Thursday, February 09, 2012

Life-changing events

There's this TV show called "The Middle" where the teenage character Axl Heck has an school-assignment where he has to write an essay on an event or situation that was "life-changing" for him. Of course, it turned out that Axl was so shallow that he had to copy virtually verbatim an essay his much smarter younger brother did on another subject entirely.

Axl Heck in his boxers, the main reason I watch "The Middle".

While I am not similarly afflicted with such shallowness, the obstacle that comes to mind for writing such an essay about myself is rather sheer pathos. The life-changing event that comes to mind for me is a poignant symbol of what an utter dribble-glass my social life as an adult has been to date. This event was being forced to realize at the end of attending college that the venal little fools of the "PC" college-campus scene were never really my friends and that they weren't going to effect any sort of change upon our troubled society.

The reason I threw in my social lot with those little cretins in the first place is because my fantasies of what my life would be in college turned out to be, well, nothing more than mere fantasies. So I did what a lot of ignorant young losers with no imagination did and associated with other ignorant young losers with no imagination. But such people are often very neurotic and turn their coats upon one another at the drop of a hat. Any hat. Of course, I eventually found myself at the receiving end of such treatment.
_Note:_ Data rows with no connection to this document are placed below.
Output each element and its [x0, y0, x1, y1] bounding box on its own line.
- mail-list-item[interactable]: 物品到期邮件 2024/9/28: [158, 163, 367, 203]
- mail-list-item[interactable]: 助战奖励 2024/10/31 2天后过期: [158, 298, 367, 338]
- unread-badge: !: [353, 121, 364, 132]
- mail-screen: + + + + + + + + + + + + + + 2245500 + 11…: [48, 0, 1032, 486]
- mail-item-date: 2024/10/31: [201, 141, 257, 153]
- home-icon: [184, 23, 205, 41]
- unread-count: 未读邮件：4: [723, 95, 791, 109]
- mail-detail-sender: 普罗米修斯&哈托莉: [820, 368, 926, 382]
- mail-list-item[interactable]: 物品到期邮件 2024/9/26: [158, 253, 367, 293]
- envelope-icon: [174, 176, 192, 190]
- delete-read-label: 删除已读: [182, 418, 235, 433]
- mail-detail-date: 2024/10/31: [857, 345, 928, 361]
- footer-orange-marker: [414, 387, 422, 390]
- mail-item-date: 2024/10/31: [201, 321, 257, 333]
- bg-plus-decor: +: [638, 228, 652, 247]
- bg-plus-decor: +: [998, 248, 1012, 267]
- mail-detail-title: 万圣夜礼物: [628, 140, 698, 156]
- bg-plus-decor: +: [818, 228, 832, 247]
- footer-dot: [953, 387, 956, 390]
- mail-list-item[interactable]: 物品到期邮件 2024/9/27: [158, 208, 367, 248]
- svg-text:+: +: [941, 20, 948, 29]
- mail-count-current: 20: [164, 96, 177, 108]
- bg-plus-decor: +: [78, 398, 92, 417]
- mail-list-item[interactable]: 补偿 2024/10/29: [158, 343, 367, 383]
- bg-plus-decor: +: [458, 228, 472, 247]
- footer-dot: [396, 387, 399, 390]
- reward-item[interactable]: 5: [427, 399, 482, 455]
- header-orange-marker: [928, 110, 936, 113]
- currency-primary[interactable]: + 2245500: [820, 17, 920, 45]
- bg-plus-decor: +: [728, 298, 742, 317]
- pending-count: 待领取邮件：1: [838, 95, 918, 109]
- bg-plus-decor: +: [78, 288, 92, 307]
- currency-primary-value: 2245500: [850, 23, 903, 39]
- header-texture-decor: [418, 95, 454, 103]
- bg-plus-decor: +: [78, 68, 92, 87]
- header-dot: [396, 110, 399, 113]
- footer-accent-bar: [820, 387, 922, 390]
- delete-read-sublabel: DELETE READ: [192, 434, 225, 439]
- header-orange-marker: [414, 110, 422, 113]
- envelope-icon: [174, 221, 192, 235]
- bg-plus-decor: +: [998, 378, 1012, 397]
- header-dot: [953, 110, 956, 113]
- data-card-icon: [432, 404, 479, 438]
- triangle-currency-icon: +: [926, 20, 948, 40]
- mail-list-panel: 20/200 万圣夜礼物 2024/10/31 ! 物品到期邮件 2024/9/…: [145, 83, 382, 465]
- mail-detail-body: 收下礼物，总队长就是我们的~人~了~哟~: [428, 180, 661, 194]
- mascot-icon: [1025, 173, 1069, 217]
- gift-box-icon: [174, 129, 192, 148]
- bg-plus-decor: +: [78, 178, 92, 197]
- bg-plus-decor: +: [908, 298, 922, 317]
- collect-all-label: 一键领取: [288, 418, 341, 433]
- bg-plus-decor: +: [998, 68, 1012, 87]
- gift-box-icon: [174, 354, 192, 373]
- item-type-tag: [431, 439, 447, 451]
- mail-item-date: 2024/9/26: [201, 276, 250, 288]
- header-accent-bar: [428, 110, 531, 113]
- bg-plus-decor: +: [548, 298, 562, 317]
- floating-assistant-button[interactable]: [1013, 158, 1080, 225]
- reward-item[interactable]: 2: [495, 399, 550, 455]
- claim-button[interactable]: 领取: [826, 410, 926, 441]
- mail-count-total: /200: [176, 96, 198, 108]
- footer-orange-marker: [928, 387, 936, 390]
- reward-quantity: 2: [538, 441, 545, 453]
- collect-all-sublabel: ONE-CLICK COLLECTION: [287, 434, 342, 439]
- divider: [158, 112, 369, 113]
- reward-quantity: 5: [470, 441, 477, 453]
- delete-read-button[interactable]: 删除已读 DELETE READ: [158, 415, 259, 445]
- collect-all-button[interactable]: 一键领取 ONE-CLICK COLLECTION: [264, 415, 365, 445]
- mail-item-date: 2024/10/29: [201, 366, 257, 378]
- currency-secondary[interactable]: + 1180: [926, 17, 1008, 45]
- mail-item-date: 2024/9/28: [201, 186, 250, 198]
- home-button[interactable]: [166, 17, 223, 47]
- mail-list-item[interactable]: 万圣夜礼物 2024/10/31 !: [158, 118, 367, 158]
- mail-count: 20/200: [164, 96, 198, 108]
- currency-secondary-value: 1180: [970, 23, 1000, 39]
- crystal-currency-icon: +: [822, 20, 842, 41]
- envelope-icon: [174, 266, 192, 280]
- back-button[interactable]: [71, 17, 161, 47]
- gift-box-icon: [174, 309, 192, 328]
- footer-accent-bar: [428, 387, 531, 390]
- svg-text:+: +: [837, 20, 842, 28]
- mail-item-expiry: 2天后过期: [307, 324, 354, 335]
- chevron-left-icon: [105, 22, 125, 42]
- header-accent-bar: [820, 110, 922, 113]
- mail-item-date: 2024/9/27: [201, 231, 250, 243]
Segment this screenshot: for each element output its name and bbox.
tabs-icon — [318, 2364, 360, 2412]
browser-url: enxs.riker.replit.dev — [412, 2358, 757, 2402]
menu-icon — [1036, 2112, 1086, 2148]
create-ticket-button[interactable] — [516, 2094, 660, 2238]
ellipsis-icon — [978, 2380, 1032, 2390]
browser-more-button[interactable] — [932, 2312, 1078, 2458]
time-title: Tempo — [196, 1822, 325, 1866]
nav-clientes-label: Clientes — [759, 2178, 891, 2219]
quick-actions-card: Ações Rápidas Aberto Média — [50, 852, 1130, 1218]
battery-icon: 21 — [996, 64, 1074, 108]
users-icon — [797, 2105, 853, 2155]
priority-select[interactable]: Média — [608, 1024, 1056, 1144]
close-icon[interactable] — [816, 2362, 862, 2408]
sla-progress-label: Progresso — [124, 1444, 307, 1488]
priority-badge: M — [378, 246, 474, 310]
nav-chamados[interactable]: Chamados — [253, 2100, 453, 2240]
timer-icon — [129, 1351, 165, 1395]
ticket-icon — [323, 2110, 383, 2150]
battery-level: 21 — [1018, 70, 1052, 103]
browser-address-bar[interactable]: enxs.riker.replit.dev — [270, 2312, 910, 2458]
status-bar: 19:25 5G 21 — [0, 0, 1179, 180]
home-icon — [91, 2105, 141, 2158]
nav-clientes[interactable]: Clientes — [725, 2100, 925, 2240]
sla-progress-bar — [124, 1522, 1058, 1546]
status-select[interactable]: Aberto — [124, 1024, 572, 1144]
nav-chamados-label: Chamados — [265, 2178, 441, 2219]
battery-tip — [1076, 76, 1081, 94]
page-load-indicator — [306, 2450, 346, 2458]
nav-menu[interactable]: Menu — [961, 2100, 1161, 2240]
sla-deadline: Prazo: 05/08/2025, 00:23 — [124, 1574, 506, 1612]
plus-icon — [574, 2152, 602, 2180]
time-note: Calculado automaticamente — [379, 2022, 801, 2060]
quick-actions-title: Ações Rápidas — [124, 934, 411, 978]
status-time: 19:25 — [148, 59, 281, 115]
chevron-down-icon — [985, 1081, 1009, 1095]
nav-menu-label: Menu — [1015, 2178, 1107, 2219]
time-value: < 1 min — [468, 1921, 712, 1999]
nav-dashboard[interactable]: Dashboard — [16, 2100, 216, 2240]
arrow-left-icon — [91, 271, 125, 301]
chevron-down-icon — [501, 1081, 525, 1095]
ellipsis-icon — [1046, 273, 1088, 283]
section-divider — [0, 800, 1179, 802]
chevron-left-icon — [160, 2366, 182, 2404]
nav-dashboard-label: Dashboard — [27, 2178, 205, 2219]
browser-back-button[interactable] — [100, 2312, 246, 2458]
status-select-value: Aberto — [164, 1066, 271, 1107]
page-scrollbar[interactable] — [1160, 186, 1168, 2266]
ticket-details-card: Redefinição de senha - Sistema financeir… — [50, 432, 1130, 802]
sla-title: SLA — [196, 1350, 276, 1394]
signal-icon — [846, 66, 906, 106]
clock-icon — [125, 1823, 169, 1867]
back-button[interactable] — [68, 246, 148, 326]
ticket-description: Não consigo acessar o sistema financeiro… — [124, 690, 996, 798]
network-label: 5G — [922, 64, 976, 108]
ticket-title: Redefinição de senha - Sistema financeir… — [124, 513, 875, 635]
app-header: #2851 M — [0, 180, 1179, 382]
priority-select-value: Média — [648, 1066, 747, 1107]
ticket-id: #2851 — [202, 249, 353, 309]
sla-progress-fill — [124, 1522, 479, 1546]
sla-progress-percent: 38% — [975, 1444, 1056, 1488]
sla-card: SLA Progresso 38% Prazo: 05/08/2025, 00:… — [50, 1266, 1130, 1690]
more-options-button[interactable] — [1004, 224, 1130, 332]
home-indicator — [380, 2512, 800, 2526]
I can look back at it now and recognize that it was spiritually necessary for me to be separated from that whole dysfunctional, constricting scene. After all, I had the potential to be something better than that, even if I wasn't that much of an improvement over those people in my current form of the time. But what was life-changing was not so much the social dissociation from the denizens of the PC scene as it was the disillusionment with myself. I was forced to realize that everything I imagined myself to be was just more fantasy-notions I had cooked up in the kitchen of my ego-imagination. When those notions were dispelled, I found out there really wasn't very much of substance holding together and coordinating the disparate pieces of myself. One of the reasons I became insulin-resistant and then diabetic relatively early on was because there was nothing left for me except staying trapped in isolation in a spiritually and physically unhealthy life.

So if you would have any insight into why I can be so casually pessimistic in my evaluation of society's and humanity's future, this is should provide you with some. I have done myself disservices by kidding myself with codependent fantasy-notions that the real world would never facilitate or validate, so much so that I have developed something of an allergy to doing that. Having been such a huge loser has made me averse to loserish non-solutions to society's problems. When I look back at my own life and see how some consistent honesty with myself would have benefitted my personal development, I can't help but want to look at the world in which I live, as well as myself at this time in my life, with the same sort of point-blank honesty.

The challenge in that is refrain from losing your mind upon conceiving just how fucked up everything else is. And that necessarily must start with ceasing to cultivate more codependent nonsense. My honesty forces me to realize that I failed to apply myself consistently to that project in the closing years of the previous decade. So that means it behooves me in the opening years of this new decade to make this a priority.

There were other things too besides what I'm relating in this one little blog-post. But to what it all boils down is that things might have been different for me had I refrained from looking at the world around me through such thick gauze of fantasy-notions. It logically follows that I just don't want to indulge that error anymore.